Even so, for delalloc extents the dirty page state in the page cache
is irrelevant. I've said earlier that XFS delalloc extents can span
regions that have no page cache state - they don't get reported as
holes by FIEMAP because they are tracked as delalloc. IOWs, like
unwritten extents, you can't rely on delalloc extents to tell you
where the data is in the file.

So, it logically follws that you need to use the SYNC flag for both
unwritten extents and delalloc extents to find out where there data
realy lies by converting them to real, written extents. i.e. the
only extents you can trust contain data from FIEMAP are the real
extents on disk....

Cheers,

Dave.
--
Dave Chinner
[email protected]


2011-04-20 15:29:59

by Christoph Hellwig

[permalink] [raw]
Subject: Re: Files full of zeros with coreutils-8.11 and xfs (FIEMAP related?)

On Wed, Apr 20, 2011 at 07:08:25AM +1000, Dave Chinner wrote:
> So, it logically follws that you need to use the SYNC flag for both
> unwritten extents and delalloc extents to find out where there data
> realy lies by converting them to real, written extents. i.e. the
> only extents you can trust contain data from FIEMAP are the real
> extents on disk....

Even more funny is that the bug report that started this thread involved
software that didn't actually care about the location on disk, at all.

cp from coreutils really just wanted an efficient way to skip holes
in sparse files, and we got into a chain reaction of various flaws
and oversights :

(1) Linux lacks the SEEK_HOLE/SEEK_DATA interface that would make
skipping holes trivial and thus coreutils has to use FIEMAP.
(2) ext4 and btrfs in some cases mishandled reporting delalloc
extents, which means coreutils had to add the sync flag,
despite not caring where data is on disk
(3) coreutils tried to treat unwrittent extents as holes.

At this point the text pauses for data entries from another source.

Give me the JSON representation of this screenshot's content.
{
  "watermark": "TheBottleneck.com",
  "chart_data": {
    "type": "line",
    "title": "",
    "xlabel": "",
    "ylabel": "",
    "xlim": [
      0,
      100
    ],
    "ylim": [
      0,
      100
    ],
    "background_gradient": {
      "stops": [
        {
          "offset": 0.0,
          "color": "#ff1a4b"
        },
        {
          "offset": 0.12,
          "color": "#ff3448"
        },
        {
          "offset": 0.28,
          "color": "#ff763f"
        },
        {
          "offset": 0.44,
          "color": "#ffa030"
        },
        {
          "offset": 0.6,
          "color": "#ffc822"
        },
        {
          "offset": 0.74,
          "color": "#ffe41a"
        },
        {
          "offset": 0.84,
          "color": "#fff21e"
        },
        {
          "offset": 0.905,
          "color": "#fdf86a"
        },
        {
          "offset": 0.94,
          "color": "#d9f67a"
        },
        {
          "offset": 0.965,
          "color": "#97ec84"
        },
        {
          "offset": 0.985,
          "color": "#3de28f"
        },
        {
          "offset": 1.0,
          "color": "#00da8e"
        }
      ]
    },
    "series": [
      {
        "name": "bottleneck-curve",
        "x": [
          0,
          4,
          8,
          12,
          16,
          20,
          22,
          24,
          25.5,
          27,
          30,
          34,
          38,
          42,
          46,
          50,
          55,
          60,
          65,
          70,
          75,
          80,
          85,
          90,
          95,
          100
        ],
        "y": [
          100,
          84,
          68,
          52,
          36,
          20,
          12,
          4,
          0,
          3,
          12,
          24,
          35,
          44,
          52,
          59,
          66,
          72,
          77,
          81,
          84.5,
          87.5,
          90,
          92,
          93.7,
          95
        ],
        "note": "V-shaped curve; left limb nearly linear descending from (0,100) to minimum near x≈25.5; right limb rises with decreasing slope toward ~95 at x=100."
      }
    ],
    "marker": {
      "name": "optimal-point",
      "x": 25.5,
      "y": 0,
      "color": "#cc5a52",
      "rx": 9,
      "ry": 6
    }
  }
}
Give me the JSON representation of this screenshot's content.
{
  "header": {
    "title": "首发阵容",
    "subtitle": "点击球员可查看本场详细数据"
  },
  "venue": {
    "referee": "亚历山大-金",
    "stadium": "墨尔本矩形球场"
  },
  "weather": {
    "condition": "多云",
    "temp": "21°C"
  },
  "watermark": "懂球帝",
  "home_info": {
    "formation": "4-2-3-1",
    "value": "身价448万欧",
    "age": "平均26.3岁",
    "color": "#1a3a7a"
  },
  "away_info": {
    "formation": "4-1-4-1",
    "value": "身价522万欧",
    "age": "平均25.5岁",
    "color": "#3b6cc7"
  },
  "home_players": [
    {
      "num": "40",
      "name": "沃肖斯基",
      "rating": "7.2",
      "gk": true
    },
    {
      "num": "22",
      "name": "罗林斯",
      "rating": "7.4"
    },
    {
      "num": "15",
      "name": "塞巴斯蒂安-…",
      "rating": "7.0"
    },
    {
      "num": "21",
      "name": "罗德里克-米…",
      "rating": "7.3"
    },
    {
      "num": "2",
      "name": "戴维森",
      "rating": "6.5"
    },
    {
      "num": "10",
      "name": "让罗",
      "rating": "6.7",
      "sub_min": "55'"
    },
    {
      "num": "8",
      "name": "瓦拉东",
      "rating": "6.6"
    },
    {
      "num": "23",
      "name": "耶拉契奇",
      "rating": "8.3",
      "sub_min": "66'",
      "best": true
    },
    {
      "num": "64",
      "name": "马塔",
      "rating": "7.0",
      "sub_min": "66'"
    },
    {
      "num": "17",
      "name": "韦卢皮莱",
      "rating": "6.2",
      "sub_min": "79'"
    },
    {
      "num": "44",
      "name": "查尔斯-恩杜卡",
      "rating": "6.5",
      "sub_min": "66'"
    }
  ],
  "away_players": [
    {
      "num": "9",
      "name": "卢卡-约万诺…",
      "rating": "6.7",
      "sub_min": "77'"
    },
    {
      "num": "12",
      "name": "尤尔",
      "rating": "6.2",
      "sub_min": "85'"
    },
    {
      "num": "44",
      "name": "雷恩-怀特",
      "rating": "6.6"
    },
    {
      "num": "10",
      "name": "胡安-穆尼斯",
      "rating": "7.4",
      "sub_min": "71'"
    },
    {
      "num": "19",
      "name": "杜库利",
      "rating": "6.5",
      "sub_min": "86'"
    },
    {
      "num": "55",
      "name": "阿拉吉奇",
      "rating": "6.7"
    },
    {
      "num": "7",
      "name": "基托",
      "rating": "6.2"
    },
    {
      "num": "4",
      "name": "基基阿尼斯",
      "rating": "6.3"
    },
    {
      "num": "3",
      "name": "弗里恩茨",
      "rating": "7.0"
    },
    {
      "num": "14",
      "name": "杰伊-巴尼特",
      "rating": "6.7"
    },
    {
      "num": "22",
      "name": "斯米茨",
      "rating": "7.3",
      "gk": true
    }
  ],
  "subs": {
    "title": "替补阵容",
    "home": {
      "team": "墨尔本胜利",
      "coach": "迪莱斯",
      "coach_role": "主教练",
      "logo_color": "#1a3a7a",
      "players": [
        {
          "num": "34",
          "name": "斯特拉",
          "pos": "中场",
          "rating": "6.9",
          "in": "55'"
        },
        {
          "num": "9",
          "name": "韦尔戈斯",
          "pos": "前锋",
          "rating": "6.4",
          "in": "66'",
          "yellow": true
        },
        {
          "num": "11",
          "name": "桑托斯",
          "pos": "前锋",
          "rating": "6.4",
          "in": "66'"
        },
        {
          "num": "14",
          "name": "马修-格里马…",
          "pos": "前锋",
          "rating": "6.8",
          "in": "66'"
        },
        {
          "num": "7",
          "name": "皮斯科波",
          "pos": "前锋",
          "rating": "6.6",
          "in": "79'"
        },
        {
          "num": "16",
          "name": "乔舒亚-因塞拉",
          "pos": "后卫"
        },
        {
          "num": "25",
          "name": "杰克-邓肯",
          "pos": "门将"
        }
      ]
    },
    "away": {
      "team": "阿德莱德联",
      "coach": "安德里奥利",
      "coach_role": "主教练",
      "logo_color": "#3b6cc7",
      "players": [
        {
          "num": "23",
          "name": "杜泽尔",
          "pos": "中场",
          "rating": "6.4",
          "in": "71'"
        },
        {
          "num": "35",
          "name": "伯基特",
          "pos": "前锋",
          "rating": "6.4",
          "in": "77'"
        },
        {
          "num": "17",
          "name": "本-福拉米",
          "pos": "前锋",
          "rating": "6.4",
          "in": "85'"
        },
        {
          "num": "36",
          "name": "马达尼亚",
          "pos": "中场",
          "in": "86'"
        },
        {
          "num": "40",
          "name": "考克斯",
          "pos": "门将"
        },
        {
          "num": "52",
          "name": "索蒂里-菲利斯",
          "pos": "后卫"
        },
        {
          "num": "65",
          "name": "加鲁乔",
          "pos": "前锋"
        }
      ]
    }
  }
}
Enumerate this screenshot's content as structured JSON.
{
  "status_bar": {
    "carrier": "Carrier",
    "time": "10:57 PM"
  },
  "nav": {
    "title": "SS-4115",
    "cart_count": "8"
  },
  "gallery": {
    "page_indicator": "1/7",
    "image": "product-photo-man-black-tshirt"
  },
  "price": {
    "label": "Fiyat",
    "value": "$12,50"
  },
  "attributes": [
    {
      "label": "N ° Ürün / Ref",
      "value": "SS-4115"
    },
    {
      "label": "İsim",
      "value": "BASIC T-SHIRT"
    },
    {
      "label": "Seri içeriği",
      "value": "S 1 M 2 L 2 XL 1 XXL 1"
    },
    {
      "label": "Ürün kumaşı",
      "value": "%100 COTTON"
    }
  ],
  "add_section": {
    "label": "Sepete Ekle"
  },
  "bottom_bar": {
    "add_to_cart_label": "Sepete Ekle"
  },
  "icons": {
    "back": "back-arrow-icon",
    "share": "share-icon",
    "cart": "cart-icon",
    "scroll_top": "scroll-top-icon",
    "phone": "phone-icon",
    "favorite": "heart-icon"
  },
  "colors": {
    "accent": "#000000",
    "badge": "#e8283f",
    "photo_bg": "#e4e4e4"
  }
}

Which
makes some sense given their high-level description, although
probably not too much in practice given that we explicitly
allocated blocks to these "holes" to optimize performance.
But the main issue here is that there is no documentation
that clearly states that unwrittent extents reported by
FIEMAP may actually contain useful data. In fact there's
no useful documentation for FIEMAP outside the kernel tree.
And interface that complex really needs a manpage.